Earlier, in the time of Socrates the first Sophistic movement entered Athens. The Sophists taught eager young men–for a good fee–the arts of being successful. Success for these ambitious students who hoped to move quickly up the ladder in politics meant learning the art of persuasion, how to sway a crowd with moving words and convincing arguments. It didn’t matter if the arguments were true, what does that have to do with winning?
It was on that point that Socrates disagreed with the Sophists. How do you know what success is, if you don’t care about truth?

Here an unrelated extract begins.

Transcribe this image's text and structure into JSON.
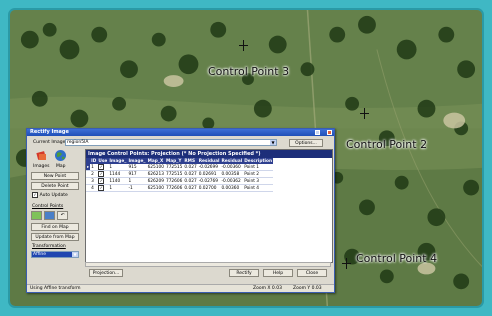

How can a life be called successful if it is based on sleazy manipulation?
Four hundred and fifty years later the Sophistic movement gained a new life and the Sophists came to Corinth. A teacher would advertise a sample oration or debate (in which vicious insults was often the key to defeating his opponents) and then would enroll tuition paying students in the full course.
Once more the philosophers and the Sophists became bitter enemies. That’s why the NIV translation in this verse is historically inaccurate. It is also misleading. It gives the impression that St. Paul is anti-intellectual.
Paul is attacking pride in human accomplishments and the idea that life is a struggle of all against all, a contest to be won at any cost and by any means. That is what the “debater” represents. It is also what the system he calls “the world” represents. It’s what we used to call the establishment, the machine, or the Man.
But Paul is not attacking clear thinking or clear and effective communication.